Non-Earner Benefits Not Deductible from Loss of Income
The decision of Kolapully v. TTC et al., 2022 ONSC 6024, involved an accident between a pedestrian and a bus. At trial, the plaintiff was awarded $150,000 for past loss of income (after accounting for contributory negligence). The plaintiff had previously received over $95,000 in non-earner benefits in an accident benefits claim.
The defendants argued that the non-earner benefits should be deducted from the loss of income award. This went against the 2005 decision of the Court of Appeal in Walker v. Ritchie. However, the defendants argued, among other things, that the 2018 decision of the Court of Appeal in Cadieux v. Cloutier broadened the deductibility of collateral benefits such that the requested deduction should be permitted.
In Cadieux, the Court of Appeal made an obiter comment that non-earner benefits are in the same “silo” as income replacement benefits. In particular, the Court of Appeal stated:
There are three broad categories of SABs under the Insurance Act and the Statutory Accident Benefits Schedule, O. Reg. 34/10. These were referred to in El-Khodr as silos. The first category provides income replacement benefits or, if the person was not employed at the time of the accident, ‘non-earner’ benefits, or ‘caregiver benefits’, if they provided caregiver services to another person at the time of the accident.

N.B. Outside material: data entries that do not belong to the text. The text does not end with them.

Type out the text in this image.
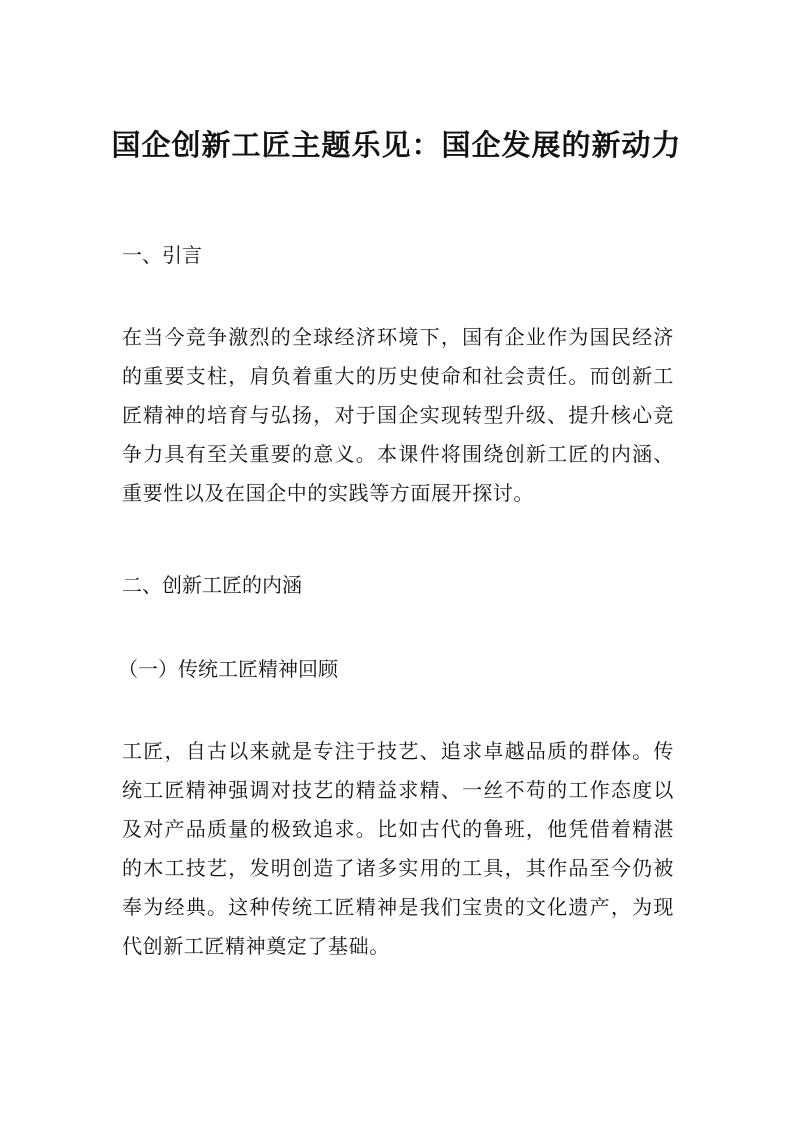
国企创新工匠主题乐见：国企发展的新动力
一、引言
在当今竞争激烈的全球经济环境下，国有企业作为国民经济的重要支柱，肩负着重大的历史使命和社会责任。而创新工匠精神的培育与弘扬，对于国企实现转型升级、提升核心竞争力具有至关重要的意义。本课件将围绕创新工匠的内涵、重要性以及在国企中的实践等方面展开探讨。
二、创新工匠的内涵
（一）传统工匠精神回顾
工匠，自古以来就是专注于技艺、追求卓越品质的群体。传统工匠精神强调对技艺的精益求精、一丝不苟的工作态度以及对产品质量的极致追求。比如古代的鲁班，他凭借着精湛的木工技艺，发明创造了诸多实用的工具，其作品至今仍被奉为经典。这种传统工匠精神是我们宝贵的文化遗产，为现代创新工匠精神奠定了基础。
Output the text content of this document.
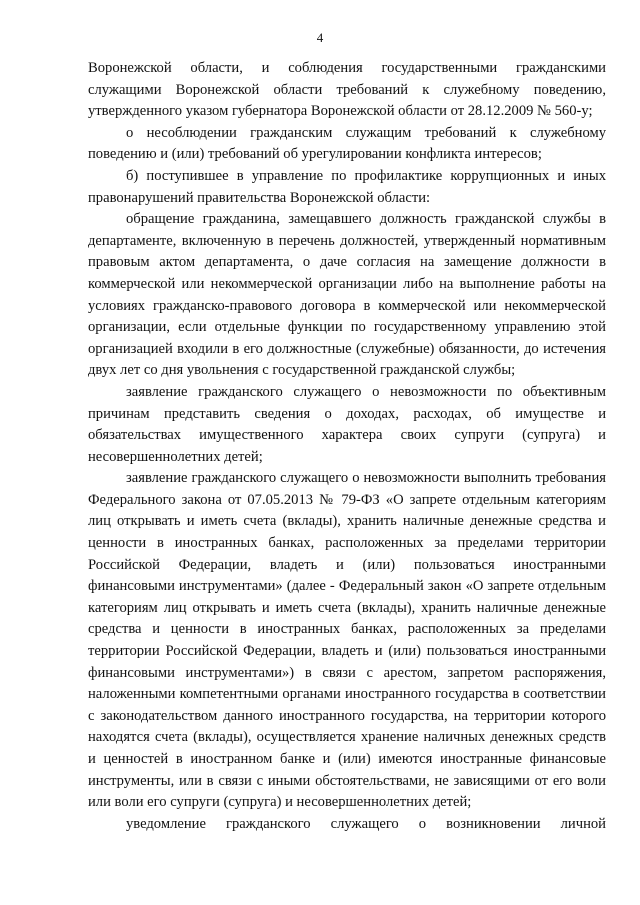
4

Воронежской области, и соблюдения государственными гражданскими служащими Воронежской области требований к служебному поведению, утвержденного указом губернатора Воронежской области от 28.12.2009 № 560-у;

о несоблюдении гражданским служащим требований к служебному поведению и (или) требований об урегулировании конфликта интересов;

б) поступившее в управление по профилактике коррупционных и иных правонарушений правительства Воронежской области:

обращение гражданина, замещавшего должность гражданской службы в департаменте, включенную в перечень должностей, утвержденный нормативным правовым актом департамента, о даче согласия на замещение должности в коммерческой или некоммерческой организации либо на выполнение работы на условиях гражданско-правового договора в коммерческой или некоммерческой организации, если отдельные функции по государственному управлению этой организацией входили в его должностные (служебные) обязанности, до истечения двух лет со дня увольнения с государственной гражданской службы;

заявление гражданского служащего о невозможности по объективным причинам представить сведения о доходах, расходах, об имуществе и обязательствах имущественного характера своих супруги (супруга) и несовершеннолетних детей;

заявление гражданского служащего о невозможности выполнить требования Федерального закона от 07.05.2013 № 79-ФЗ «О запрете отдельным категориям лиц открывать и иметь счета (вклады), хранить наличные денежные средства и ценности в иностранных банках, расположенных за пределами территории Российской Федерации, владеть и (или) пользоваться иностранными финансовыми инструментами» (далее - Федеральный закон «О запрете отдельным категориям лиц открывать и иметь счета (вклады), хранить наличные денежные средства и ценности в иностранных банках, расположенных за пределами территории Российской Федерации, владеть и (или) пользоваться иностранными финансовыми инструментами») в связи с арестом, запретом распоряжения, наложенными компетентными органами иностранного государства в соответствии с законодательством данного иностранного государства, на территории которого находятся счета (вклады), осуществляется хранение наличных денежных средств и ценностей в иностранном банке и (или) имеются иностранные финансовые инструменты, или в связи с иными обстоятельствами, не зависящими от его воли или воли его супруги (супруга) и несовершеннолетних детей;

уведомление гражданского служащего о возникновении личной
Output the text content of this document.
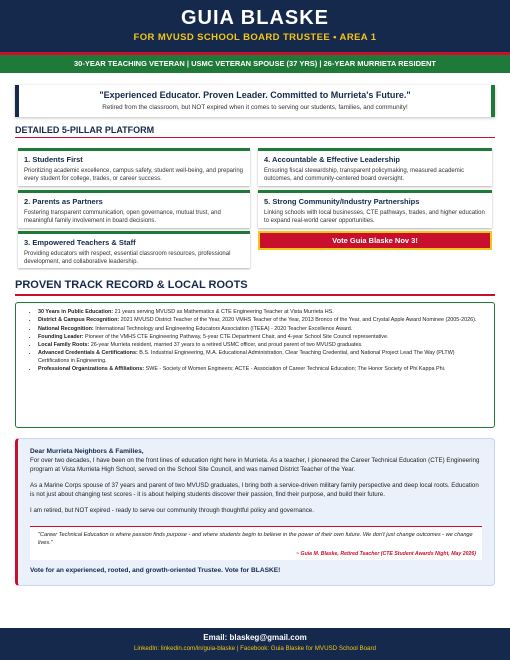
GUIA BLASKE
FOR MVUSD SCHOOL BOARD TRUSTEE • AREA 1
30-YEAR TEACHING VETERAN | USMC VETERAN SPOUSE (37 YRS) | 26-YEAR MURRIETA RESIDENT
"Experienced Educator. Proven Leader. Committed to Murrieta's Future."
Retired from the classroom, but NOT expired when it comes to serving our students, families, and community!
DETAILED 5-PILLAR PLATFORM
1. Students First
Prioritizing academic excellence, campus safety, student well-being, and preparing every student for college, trades, or career success.
2. Parents as Partners
Fostering transparent communication, open governance, mutual trust, and meaningful family involvement in board decisions.
3. Empowered Teachers & Staff
Providing educators with respect, essential classroom resources, professional development, and collaborative leadership.
4. Accountable & Effective Leadership
Ensuring fiscal stewardship, transparent policymaking, measured academic outcomes, and community-centered board oversight.
5. Strong Community/Industry Partnerships
Linking schools with local businesses, CTE pathways, trades, and higher education to expand real-world career opportunities.
Vote Guia Blaske Nov 3!
PROVEN TRACK RECORD & LOCAL ROOTS
• 30 Years in Public Education: 21 years serving MVUSD as Mathematics & CTE Engineering Teacher at Vista Murrieta HS.
• District & Campus Recognition: 2021 MVUSD District Teacher of the Year, 2020 VMHS Teacher of the Year, 2013 Bronco of the Year, and Crystal Apple Award Nominee (2005-2026).
• National Recognition: International Technology and Engineering Educators Association (ITEEA) - 2020 Teacher Excellence Award.
• Founding Leader: Pioneer of the VMHS CTE Engineering Pathway, 5-year CTE Department Chair, and 4-year School Site Council representative.
• Local Family Roots: 26-year Murrieta resident, married 37 years to a retired USMC officer, and proud parent of two MVUSD graduates.
• Advanced Credentials & Certifications: B.S. Industrial Engineering, M.A. Educational Administration, Clear Teaching Credential, and National Project Lead The Way (PLTW) Certifications in Engineering.
• Professional Organizations & Affiliations: SWE - Society of Women Engineers; ACTE - Association of Career Technical Education; The Honor Society of Phi Kappa Phi.
Dear Murrieta Neighbors & Families,
For over two decades, I have been on the front lines of education right here in Murrieta. As a teacher, I pioneered the Career Technical Education (CTE) Engineering program at Vista Murrieta High School, served on the School Site Council, and was named District Teacher of the Year.
As a Marine Corps spouse of 37 years and parent of two MVUSD graduates, I bring both a service-driven military family perspective and deep local roots. Education is not just about changing test scores - it is about helping students discover their passion, find their purpose, and build their future.
I am retired, but NOT expired - ready to serve our community through thoughtful policy and governance.
"Career Technical Education is where passion finds purpose - and where students begin to believe in the power of their own future. We don't just change outcomes - we change lives."
~ Guia M. Blaske, Retired Teacher (CTE Student Awards Night, May 2026)
Vote for an experienced, rooted, and growth-oriented Trustee. Vote for BLASKE!
Email: blaskeg@gmail.com
LinkedIn: linkedin.com/in/guia-blaske | Facebook: Guia Blaske for MVUSD School Board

Justice Sugunasiri was not persuaded that this obiter comment is binding. Her Honour did not believe that the Court of Appeal, with this one single comment, intended the overturn the wide breadth of jurisprudence which indicates that non-earner benefits are not deductible from a loss of income award.
As a result, Justice Sugunasiri declined to reduce the plaintiff’s loss of income damages by the non-earner benefits received by the plaintiff.